“Ryzen.”
No response. The daggers didn’t pause their chaotic dance.
I crossed the room anyway.
One step. Two. Three.
Each one drew me closer to the spinning blades—and closer to the grief rolling off him in waves so dense it felt like heat. My shields flexed under the pressure, not to shut him out, just to keep my lungs working. To keep my mind from sliding under.
He’d reached for me once.
A little over a year ago, across impossible distance, when he’d burned everything he had into a spirit bomb meant to save his people. When he’d been dissolving—stardust and ruin—and his mind had clawed for an anchor.
He’d found me.
Neither of us had understood why. Maybe we still didn’t.
But I understood loss. I understood watching your world go up in flames while your body stayed stubbornly alive, helpless to stop it.
I lowered myself to my knees in front of him.
The daggers paused.
They didn’t fall. They didn’t vanish. They simply… held, suspended in the air, the moment refusing to exhale. Emerald light slid over my skin, turning my hands and cheekbones into something strange. One blade hovered inches from my throat—close enough that I felt the hum of psionic energy against my pulse.
A warning. A test.
Ryzen’s gaze finally found mine.
Empty, my mind supplied immediately.
Hollowed out in a way that made my chest ache. Whatever fire had lived in him—the steel, the protective fury—had been drowned in the absence where his twin should’ve been. A shape cut out of him and left bleeding.
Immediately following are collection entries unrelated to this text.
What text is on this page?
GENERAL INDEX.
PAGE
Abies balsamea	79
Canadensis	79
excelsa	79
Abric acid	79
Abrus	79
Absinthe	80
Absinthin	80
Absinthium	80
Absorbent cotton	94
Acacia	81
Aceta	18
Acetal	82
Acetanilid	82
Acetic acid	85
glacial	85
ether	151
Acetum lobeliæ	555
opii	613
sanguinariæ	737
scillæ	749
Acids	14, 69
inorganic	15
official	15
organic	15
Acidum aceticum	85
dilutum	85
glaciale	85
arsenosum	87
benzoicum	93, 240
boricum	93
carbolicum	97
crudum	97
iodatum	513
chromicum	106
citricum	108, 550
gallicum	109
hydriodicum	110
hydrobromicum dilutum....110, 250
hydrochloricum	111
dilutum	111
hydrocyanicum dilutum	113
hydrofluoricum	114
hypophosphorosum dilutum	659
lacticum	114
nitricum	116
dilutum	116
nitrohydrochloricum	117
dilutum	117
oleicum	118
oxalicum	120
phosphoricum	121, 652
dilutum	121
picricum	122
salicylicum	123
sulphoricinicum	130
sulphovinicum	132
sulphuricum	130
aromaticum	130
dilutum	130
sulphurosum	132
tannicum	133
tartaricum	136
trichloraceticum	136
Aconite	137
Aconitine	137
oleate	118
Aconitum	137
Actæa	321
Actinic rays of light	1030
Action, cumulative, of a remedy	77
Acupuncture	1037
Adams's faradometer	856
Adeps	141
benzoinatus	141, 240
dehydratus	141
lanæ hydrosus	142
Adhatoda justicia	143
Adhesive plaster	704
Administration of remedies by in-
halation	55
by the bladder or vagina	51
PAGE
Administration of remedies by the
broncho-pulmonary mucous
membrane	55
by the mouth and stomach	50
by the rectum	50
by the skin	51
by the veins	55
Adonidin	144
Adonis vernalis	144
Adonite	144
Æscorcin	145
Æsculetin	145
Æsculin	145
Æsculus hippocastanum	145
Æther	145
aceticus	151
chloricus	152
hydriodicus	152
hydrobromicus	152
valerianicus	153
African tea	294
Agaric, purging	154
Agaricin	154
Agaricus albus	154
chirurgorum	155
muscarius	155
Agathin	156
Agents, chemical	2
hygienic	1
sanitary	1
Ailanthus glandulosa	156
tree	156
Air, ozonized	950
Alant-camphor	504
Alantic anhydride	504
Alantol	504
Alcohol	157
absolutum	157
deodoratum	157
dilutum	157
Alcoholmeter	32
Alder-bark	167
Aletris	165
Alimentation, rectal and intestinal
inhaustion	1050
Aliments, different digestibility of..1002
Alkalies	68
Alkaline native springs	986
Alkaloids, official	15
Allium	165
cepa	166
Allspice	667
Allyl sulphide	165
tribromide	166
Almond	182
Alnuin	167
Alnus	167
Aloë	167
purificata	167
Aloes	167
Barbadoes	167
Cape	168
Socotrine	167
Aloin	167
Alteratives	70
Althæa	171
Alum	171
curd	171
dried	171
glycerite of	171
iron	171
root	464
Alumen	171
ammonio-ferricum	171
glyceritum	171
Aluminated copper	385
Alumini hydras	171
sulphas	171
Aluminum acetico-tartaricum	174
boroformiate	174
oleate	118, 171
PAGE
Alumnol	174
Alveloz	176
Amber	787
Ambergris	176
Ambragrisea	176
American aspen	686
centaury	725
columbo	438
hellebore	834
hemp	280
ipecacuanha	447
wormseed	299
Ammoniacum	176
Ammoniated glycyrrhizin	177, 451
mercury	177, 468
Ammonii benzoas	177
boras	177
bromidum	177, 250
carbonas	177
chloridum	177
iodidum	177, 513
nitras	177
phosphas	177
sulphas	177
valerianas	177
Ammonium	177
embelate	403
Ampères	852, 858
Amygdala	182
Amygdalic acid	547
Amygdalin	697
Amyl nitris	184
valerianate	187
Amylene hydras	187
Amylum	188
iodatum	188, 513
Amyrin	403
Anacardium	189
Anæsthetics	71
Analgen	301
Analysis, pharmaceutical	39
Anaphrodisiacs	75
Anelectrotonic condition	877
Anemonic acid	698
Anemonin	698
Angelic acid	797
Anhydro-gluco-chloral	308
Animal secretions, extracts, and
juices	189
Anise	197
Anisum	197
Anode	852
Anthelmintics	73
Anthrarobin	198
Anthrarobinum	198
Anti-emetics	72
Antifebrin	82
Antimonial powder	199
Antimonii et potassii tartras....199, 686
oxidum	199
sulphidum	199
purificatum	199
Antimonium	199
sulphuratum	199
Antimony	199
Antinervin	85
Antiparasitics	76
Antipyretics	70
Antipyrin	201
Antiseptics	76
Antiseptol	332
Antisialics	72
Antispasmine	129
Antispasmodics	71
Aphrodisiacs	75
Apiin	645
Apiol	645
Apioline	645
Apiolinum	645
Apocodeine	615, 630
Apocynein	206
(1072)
“I know what it’s like.” My voice came out soft. Steady. The voice I used with my cubs when they needed comforting. “To lose someone.”
Something flickered in those empty eyes. Recognition, maybe. Or the first crack in the wall he’d built around his devastation.
“You don’t.” His voice scraped raw, unused. “You can’t.”
“I grew up in a test tube.” The words came easier than I expected. I’d told this story before—to my mates, to Mwe, to the Assembly when they needed to understand what the demihumans had survived. But saying it here, in the dark, to someone whose pain matched my own... it felt different. “I was an experiment. A failed one, according to my creators. They kept me in white rooms with padded walls. Strapped me to tables and cut me open to see what was inside. Used instruments that—”
My throat tightened. Some memories refused to soften, no matter how much time had passed.
“I was helpless,” I continued, forcing the words out before the silence filled with everything I didn’t want to admit. “Completely helpless. And I hated it. I hated them.” My hands curled into fists against my thighs. “And ultimately, I hated myself for not being strong enough to stop it.”
Ryzen didn’t move. He didn’t blink.
But the daggers drifted lower, as if his control—frayed, shredded—was still listening.
“They took your brother,” I said. “The Verya. And they severed your bond. Ripped out something that was part of you.”
My chest hurt in sympathy, sharp and useless.
“I can feel it, Ryzen. Your phantom pain.”
His runes flared, then dimmed. His jaw worked, muscle tightening beneath pale skin.
“You feel it?” The question broke on the edges.